Kristus Raja Maha Rahim

ADA sebuah lagu yang dinyanyikan saat doa Taize. Judul lagunya adalah “Jesus Remember me”. Doa Taize adalah doa yang dilakukan dengan mengulang-ulang lagu dengan kalimat-kalimat yang pendek. Sumbernya dapat mengambil dari mazmur atau kitab suci. Pengulangan ini untuk membantu meditasi dan doa. Lagu Jesus Remember me juga memiliki syair yang pendek, yaitu: “Jesus remember me, when You come into Your kingdom”. Syair lagu ini terus diulang-ulang untuk membawa ke dalam suasana doa dan hening.

Judul lagu tersebut di atas mengingatkan saya akan kata-kata penjahat yang disalib bersama Yesus. Salah seorang penjahat berkata : “Yesus ingatlah akan daku, apabila Engkau datang sebagai Raja”. Lalu Yesus berkata kepadanya : “Aku berkata kepadamu, sesungguhnya hari ini juga engkau akan ada bersama-sama Aku di dalam Firdaus”. Penjahat itu mendapat berkat dari Tuhan. Tuhan tentu tahu siapa penjahat itu. Tuhan telah memilih dia untuk ikut bersama-Nya di Firdaus.

Tuhan mau memberi berkat kepada orang-orang yang pantas mendapatkannya. Bila Tuhan berkehendak dan orang layak mendapat berkat, maka terjadilah kehendak Tuhan. Tentunya kita perlu bersyukur atas berkat yang diberikan Tuhan kepada kita. Kita mendapat berkat yang banyak dari Tuhan atau mungkin kita menganggap mendapat berkat yang sedikit, kiranya perlu disyukuri. Tuhan pasti punya cara untuk memberi berkat kepada kita.

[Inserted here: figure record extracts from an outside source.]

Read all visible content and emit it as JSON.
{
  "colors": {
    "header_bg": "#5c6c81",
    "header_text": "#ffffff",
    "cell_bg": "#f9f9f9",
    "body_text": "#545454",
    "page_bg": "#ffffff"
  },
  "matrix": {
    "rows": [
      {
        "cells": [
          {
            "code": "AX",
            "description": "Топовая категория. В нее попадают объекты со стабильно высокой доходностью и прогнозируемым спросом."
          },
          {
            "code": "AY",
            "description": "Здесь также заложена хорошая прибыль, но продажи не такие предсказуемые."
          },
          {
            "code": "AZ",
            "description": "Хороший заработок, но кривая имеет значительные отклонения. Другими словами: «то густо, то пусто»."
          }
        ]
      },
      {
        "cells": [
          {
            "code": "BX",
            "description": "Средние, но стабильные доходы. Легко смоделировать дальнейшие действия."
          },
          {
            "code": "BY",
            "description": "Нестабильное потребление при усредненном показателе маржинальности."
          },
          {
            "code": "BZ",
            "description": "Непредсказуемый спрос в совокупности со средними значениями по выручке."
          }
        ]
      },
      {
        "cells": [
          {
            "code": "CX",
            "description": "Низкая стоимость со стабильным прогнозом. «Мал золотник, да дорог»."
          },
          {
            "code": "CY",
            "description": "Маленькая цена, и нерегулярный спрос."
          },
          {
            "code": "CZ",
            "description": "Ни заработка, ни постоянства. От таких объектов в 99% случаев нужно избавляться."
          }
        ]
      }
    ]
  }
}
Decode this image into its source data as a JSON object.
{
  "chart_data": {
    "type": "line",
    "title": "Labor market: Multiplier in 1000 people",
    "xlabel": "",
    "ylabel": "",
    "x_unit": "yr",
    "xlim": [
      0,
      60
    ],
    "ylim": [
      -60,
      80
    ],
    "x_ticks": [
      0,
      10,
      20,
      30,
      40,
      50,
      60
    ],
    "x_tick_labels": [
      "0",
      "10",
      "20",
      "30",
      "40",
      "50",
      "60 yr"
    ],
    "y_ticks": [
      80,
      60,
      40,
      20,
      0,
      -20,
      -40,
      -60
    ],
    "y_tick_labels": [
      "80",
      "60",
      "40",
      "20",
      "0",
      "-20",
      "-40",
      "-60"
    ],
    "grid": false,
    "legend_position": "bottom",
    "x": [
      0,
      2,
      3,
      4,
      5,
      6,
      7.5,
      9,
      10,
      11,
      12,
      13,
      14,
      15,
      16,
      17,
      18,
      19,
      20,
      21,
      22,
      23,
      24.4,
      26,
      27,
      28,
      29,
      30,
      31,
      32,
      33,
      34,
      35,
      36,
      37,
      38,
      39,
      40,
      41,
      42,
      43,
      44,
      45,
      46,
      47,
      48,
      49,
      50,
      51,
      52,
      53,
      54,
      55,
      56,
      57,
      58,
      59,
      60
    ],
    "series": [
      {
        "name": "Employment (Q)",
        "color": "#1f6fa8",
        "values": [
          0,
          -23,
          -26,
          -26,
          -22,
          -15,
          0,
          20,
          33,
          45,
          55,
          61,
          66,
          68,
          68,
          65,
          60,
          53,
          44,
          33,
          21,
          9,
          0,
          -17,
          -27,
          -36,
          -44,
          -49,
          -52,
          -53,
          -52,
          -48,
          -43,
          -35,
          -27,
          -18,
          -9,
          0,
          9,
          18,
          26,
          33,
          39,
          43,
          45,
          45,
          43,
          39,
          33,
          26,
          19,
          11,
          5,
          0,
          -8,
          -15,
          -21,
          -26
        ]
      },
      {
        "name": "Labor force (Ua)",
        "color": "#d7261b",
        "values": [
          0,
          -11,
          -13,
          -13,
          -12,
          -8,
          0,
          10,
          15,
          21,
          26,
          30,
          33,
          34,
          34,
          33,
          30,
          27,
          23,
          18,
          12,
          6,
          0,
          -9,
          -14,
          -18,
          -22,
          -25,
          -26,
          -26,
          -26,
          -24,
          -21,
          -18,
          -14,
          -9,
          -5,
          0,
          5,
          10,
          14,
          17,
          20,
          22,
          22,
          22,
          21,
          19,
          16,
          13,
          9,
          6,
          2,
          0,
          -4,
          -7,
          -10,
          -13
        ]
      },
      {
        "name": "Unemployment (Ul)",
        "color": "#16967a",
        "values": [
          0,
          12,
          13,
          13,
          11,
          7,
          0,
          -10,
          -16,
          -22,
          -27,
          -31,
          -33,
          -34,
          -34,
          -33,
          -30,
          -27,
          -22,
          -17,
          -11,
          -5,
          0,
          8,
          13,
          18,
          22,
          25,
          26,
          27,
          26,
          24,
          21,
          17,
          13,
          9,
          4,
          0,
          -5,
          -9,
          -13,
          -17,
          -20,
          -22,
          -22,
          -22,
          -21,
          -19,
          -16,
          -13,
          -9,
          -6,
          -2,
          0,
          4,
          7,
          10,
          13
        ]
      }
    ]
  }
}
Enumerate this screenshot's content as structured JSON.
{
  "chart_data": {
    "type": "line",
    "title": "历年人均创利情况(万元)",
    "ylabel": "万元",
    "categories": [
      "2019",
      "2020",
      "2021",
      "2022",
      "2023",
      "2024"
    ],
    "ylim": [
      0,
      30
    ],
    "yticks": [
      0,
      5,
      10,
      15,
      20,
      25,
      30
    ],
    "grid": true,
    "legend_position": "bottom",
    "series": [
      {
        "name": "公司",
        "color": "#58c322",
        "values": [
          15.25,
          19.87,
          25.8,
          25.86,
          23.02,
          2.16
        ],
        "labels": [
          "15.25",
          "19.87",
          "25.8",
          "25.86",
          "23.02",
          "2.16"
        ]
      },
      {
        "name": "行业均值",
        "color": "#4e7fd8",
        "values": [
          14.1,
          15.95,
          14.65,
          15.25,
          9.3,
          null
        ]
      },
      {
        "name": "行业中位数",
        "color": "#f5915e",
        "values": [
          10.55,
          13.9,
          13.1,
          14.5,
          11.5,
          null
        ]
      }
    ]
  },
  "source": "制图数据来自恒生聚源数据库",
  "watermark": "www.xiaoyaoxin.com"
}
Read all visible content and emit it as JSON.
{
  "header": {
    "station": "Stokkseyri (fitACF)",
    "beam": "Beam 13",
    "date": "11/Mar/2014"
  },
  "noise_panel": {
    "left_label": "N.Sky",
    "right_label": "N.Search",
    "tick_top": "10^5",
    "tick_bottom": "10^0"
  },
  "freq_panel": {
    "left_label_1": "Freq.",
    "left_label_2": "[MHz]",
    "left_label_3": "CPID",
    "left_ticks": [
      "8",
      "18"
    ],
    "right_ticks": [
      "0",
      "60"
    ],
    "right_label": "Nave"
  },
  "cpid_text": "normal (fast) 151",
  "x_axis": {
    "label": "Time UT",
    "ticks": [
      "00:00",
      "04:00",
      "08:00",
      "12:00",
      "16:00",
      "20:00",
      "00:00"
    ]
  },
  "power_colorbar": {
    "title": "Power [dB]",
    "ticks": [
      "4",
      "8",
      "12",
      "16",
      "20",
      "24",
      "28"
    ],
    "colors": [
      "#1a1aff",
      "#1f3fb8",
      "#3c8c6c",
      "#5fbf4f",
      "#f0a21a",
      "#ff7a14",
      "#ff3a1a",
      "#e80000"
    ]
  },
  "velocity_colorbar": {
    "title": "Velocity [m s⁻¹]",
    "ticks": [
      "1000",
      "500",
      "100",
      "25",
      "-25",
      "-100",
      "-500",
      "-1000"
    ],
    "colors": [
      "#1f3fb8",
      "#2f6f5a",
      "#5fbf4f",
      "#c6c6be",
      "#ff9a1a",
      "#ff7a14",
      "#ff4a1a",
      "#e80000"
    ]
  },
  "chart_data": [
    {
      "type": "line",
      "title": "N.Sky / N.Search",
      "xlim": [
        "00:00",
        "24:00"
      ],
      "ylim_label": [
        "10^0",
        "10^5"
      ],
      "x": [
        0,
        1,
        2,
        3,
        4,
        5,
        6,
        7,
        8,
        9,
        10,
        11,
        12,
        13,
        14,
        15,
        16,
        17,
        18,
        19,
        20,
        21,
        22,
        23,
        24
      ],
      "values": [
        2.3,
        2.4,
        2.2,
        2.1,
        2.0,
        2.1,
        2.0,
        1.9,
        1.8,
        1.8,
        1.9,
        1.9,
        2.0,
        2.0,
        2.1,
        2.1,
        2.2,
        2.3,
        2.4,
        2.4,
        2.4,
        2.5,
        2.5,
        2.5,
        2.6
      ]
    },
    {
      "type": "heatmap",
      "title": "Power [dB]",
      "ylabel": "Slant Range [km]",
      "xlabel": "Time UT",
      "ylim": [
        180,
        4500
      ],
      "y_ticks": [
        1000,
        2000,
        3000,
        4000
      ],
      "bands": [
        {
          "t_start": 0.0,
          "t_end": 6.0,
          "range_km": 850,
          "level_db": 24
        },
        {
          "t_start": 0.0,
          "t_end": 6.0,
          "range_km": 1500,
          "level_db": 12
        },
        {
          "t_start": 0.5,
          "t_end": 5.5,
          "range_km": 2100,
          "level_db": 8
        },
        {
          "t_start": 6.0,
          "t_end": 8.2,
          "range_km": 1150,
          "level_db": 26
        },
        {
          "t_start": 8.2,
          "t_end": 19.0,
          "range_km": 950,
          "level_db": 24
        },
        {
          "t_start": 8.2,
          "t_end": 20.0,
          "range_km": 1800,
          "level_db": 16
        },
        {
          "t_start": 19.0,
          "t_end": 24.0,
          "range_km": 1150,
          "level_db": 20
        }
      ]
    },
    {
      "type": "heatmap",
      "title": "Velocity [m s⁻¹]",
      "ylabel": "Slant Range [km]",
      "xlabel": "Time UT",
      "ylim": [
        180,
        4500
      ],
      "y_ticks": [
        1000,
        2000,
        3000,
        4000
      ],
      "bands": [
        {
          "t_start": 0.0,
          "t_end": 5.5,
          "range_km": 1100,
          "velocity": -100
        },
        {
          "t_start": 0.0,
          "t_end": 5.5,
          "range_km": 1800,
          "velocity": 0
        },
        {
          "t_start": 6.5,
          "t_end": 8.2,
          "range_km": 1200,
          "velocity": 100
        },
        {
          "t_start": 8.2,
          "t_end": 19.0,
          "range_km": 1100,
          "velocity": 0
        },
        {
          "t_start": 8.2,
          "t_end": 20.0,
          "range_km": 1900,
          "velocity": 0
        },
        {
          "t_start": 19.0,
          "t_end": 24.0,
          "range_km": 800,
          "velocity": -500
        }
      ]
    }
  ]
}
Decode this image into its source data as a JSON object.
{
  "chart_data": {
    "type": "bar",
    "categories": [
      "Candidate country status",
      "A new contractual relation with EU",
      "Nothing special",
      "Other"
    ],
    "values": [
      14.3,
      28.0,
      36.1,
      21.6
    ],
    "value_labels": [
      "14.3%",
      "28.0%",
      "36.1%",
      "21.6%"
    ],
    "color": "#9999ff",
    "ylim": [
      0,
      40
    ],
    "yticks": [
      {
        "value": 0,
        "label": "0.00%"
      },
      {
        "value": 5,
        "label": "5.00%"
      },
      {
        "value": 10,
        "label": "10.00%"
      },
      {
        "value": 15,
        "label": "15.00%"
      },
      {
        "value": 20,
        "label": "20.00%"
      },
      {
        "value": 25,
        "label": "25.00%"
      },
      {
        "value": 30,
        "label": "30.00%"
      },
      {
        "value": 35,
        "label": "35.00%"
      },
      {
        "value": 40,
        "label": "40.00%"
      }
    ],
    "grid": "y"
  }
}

Minggu ini adalah Hari Raya Yesus Kristus Raja Semesta Alam. Hari raya ini menandai berakhirnya tahun liturgi C. Minggu depan kita memasuki masa Adven. Pada hari raya ini kita dapat mengambil makna melalui injil yang dibacakan. Salah satu makna yang dapat diambil adalah tentang Allah yang maha rahim. Kita mengimani Yesus sebagai raja. Ia adalah raja yang penuh belas kasih. Kerahiman Allah ditunjukkan ketika mengampuni orang berdosa. Penjahat yang tergantung di salib bersama Yesus mendapatkan kerahiman-Nya. Sebagai seorang penjahat tentunya ia punya salah dan dosa. Namun diakhir hidupnya ada perubahan yang ia lakukan. Penjahat itu mau menyapa Yesus dan mengharapkan belas kasih-Nya. Tuhan pun memberikan kerahiman kepadanya. Penjahat itu diajak Yesus ke Firdaus. Semoga dengan kisah ini kita pun mau rendah hati untuk mohon ampun atas dosa-dosa kita dan senantiasa mohon kerahiman Allah. Semoga Allah sudi memberi kerahiman kepada kita semua.